After winning a secret vote of MPs, Mr Littleproud took a clear side.

“The global community asked us to sign up to net zero by 2050,” Mr Littleproud said.

“Obviously you’ve got to appreciate the National Party can’t win an election by itself and this Liberal Party can’t win an election by themselves.

“They need us. We need to work together. A sensible centre is where you win elections, not chasing extremities down rabbit holes.”

Mr Joyce’s stance helped cement a view already suggested by the unflattering texts he sent about Scott Morrison and the personal scandals that ended his first time in the top job.

The same personal qualities that appealed to the party’s base seemed to be incompatible with steady leadership.

This raised concerns about what role he might play in an uncertain political environment, like the future renegotiation of a Coalition agreement with a diminished Liberal Party.

Mr Joyce flirted with not reaffirming the net-zero pledge. But as one MP noted, policy would have been set by the party room under either leader.

Any vote would have resolved to keep the commitment rather than reopen the divide between a Queensland branch concerned about mining and a Victorian organisation cheering on the rise of clean energy.

Other MPs more openly concede that this was about Mr Joyce’s personal style and declining public image.

Barnaby Joyce UK energy crisis
Barnaby Joyce’s leadership faced a challenge long before election day.

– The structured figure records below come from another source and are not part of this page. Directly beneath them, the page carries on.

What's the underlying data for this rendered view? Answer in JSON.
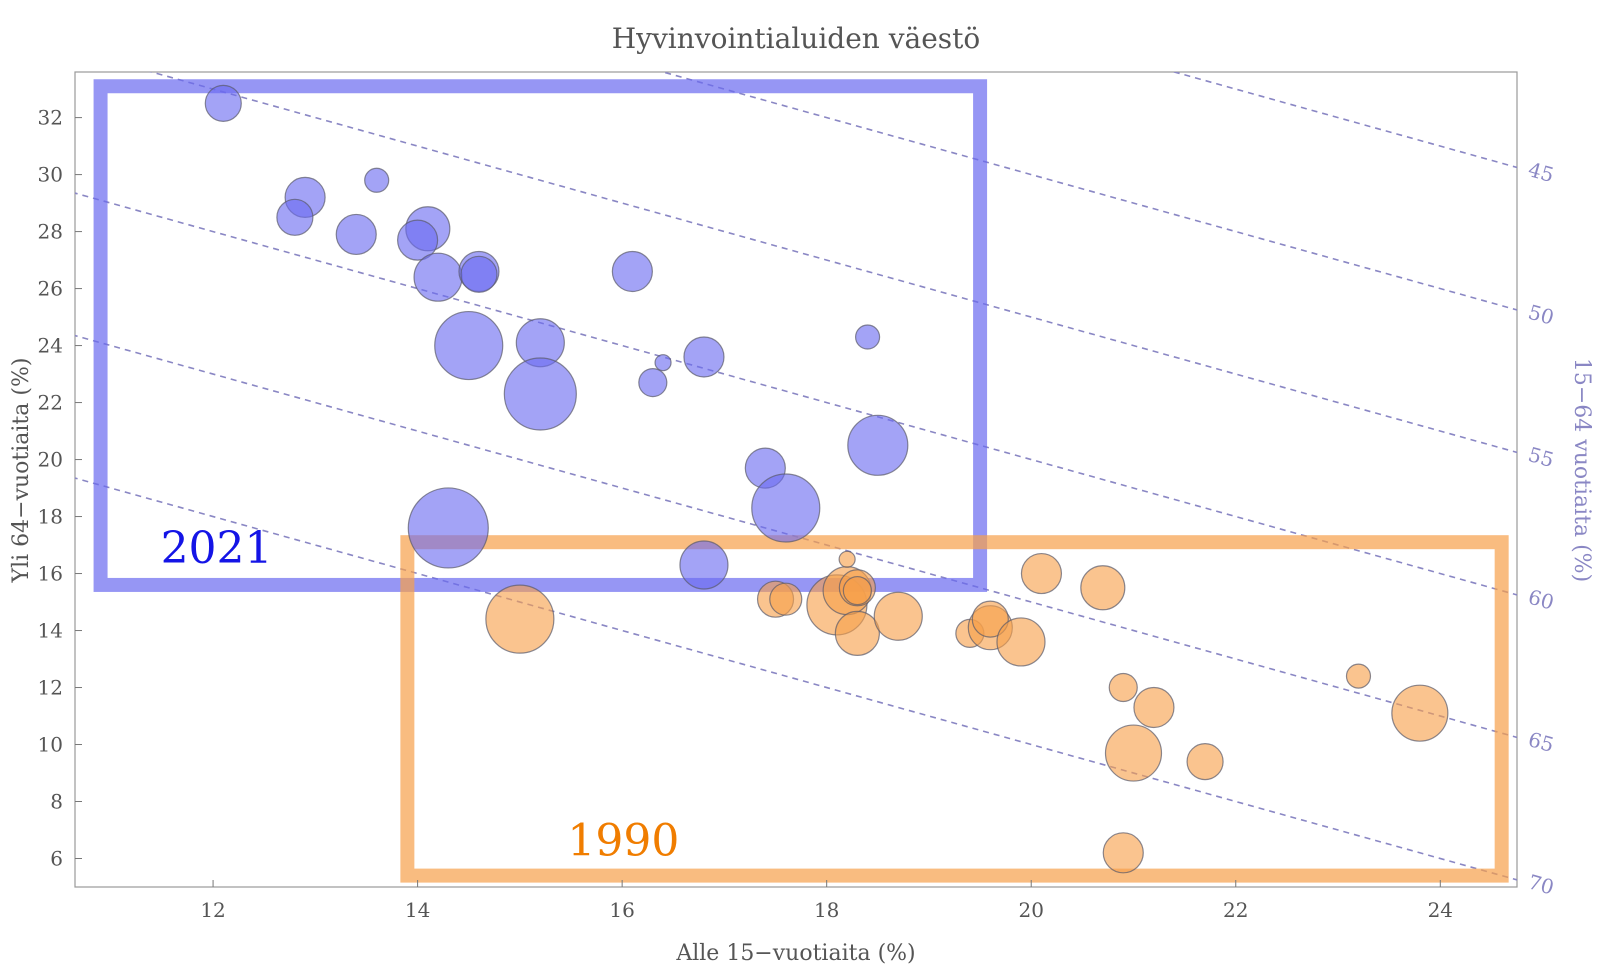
{
  "chart_data": {
    "type": "scatter",
    "title": "Hyvinvointialuiden väestö",
    "xlabel": "Alle 15−vuotiaita (%)",
    "ylabel": "Yli 64−vuotiaita (%)",
    "y2label": "15−64 vuotiaita (%)",
    "xlim": [
      10.65,
      24.75
    ],
    "ylim": [
      5.0,
      33.6
    ],
    "xticks": [
      "12",
      "14",
      "16",
      "18",
      "20",
      "22",
      "24"
    ],
    "yticks": [
      "6",
      "8",
      "10",
      "12",
      "14",
      "16",
      "18",
      "20",
      "22",
      "24",
      "26",
      "28",
      "30",
      "32"
    ],
    "working_age_lines": [
      "45",
      "50",
      "55",
      "60",
      "65",
      "70"
    ],
    "grid": false,
    "colors": {
      "2021": "#6a6af0",
      "1990": "#f7a04a",
      "2021_label": "#1414e6",
      "1990_label": "#f07d00",
      "dashed": "#8a87c4"
    },
    "series": [
      {
        "name": "2021",
        "box": {
          "x": [
            10.9,
            19.5
          ],
          "y": [
            15.6,
            33.1
          ]
        },
        "points": [
          {
            "x": 12.1,
            "y": 32.5,
            "size": 0.45
          },
          {
            "x": 12.9,
            "y": 29.2,
            "size": 0.5
          },
          {
            "x": 12.8,
            "y": 28.5,
            "size": 0.45
          },
          {
            "x": 13.6,
            "y": 29.8,
            "size": 0.3
          },
          {
            "x": 13.4,
            "y": 27.9,
            "size": 0.5
          },
          {
            "x": 14.1,
            "y": 28.1,
            "size": 0.55
          },
          {
            "x": 14.0,
            "y": 27.7,
            "size": 0.5
          },
          {
            "x": 14.2,
            "y": 26.4,
            "size": 0.6
          },
          {
            "x": 14.6,
            "y": 26.6,
            "size": 0.5
          },
          {
            "x": 14.6,
            "y": 26.5,
            "size": 0.45
          },
          {
            "x": 14.5,
            "y": 24.0,
            "size": 0.85
          },
          {
            "x": 15.2,
            "y": 24.1,
            "size": 0.6
          },
          {
            "x": 15.2,
            "y": 22.3,
            "size": 0.9
          },
          {
            "x": 16.1,
            "y": 26.6,
            "size": 0.5
          },
          {
            "x": 16.4,
            "y": 23.4,
            "size": 0.2
          },
          {
            "x": 16.3,
            "y": 22.7,
            "size": 0.35
          },
          {
            "x": 16.8,
            "y": 23.6,
            "size": 0.5
          },
          {
            "x": 18.4,
            "y": 24.3,
            "size": 0.3
          },
          {
            "x": 17.4,
            "y": 19.7,
            "size": 0.5
          },
          {
            "x": 18.5,
            "y": 20.5,
            "size": 0.75
          },
          {
            "x": 17.6,
            "y": 18.3,
            "size": 0.85
          },
          {
            "x": 14.3,
            "y": 17.6,
            "size": 1.0
          },
          {
            "x": 16.8,
            "y": 16.3,
            "size": 0.6
          }
        ]
      },
      {
        "name": "1990",
        "box": {
          "x": [
            13.9,
            24.6
          ],
          "y": [
            5.4,
            17.1
          ]
        },
        "points": [
          {
            "x": 15.0,
            "y": 14.4,
            "size": 0.85
          },
          {
            "x": 17.5,
            "y": 15.1,
            "size": 0.45
          },
          {
            "x": 17.6,
            "y": 15.1,
            "size": 0.4
          },
          {
            "x": 18.1,
            "y": 14.9,
            "size": 0.75
          },
          {
            "x": 18.2,
            "y": 15.4,
            "size": 0.6
          },
          {
            "x": 18.2,
            "y": 16.5,
            "size": 0.2
          },
          {
            "x": 18.3,
            "y": 15.5,
            "size": 0.45
          },
          {
            "x": 18.3,
            "y": 15.4,
            "size": 0.35
          },
          {
            "x": 18.3,
            "y": 13.9,
            "size": 0.55
          },
          {
            "x": 18.7,
            "y": 14.5,
            "size": 0.6
          },
          {
            "x": 19.4,
            "y": 13.9,
            "size": 0.35
          },
          {
            "x": 19.6,
            "y": 14.1,
            "size": 0.55
          },
          {
            "x": 19.6,
            "y": 14.4,
            "size": 0.45
          },
          {
            "x": 19.9,
            "y": 13.6,
            "size": 0.6
          },
          {
            "x": 20.1,
            "y": 16.0,
            "size": 0.5
          },
          {
            "x": 20.7,
            "y": 15.5,
            "size": 0.55
          },
          {
            "x": 20.9,
            "y": 12.0,
            "size": 0.35
          },
          {
            "x": 21.2,
            "y": 11.3,
            "size": 0.5
          },
          {
            "x": 21.0,
            "y": 9.7,
            "size": 0.7
          },
          {
            "x": 21.7,
            "y": 9.4,
            "size": 0.45
          },
          {
            "x": 20.9,
            "y": 6.2,
            "size": 0.5
          },
          {
            "x": 23.2,
            "y": 12.4,
            "size": 0.3
          },
          {
            "x": 23.8,
            "y": 11.1,
            "size": 0.7
          }
        ]
      }
    ]
  }
}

Photo: AAP

Election pretext

Stories suggesting he might face a challenge started appearing long before election day, but even as the party kept its seats it provided a pretext for his challenge.

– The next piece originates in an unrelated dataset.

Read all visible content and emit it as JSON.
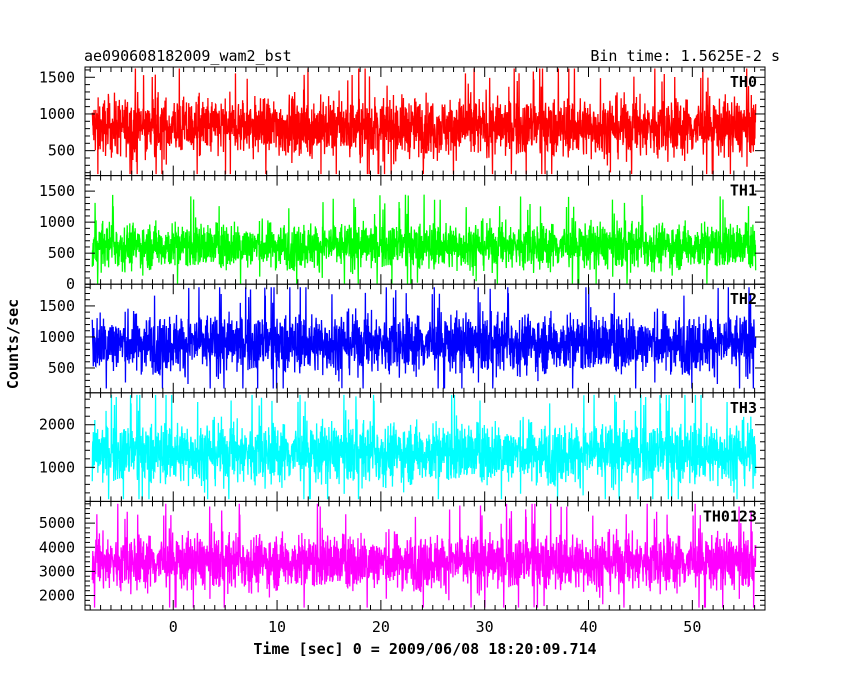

This was about the next election.

“This was the last acceptable chance,” said one MP who moved behind Mr Littleproud, referring to an automatic leadership spill that followed elections.

Research suggesting he dragged on the Coalition’s national vote was concerning to senior Nationals but more so were thoughts about what his image might be like after exposure to another three years’ political gravity.

Earlier in his career Mr Joyce’s political style was a great advertisement for a party that traded on a reputation of standing up for its constituency.

But it made his leadership untenable once it threatened what Nationals have promised their base for a century: A seat at the table of government and a share of its spoils.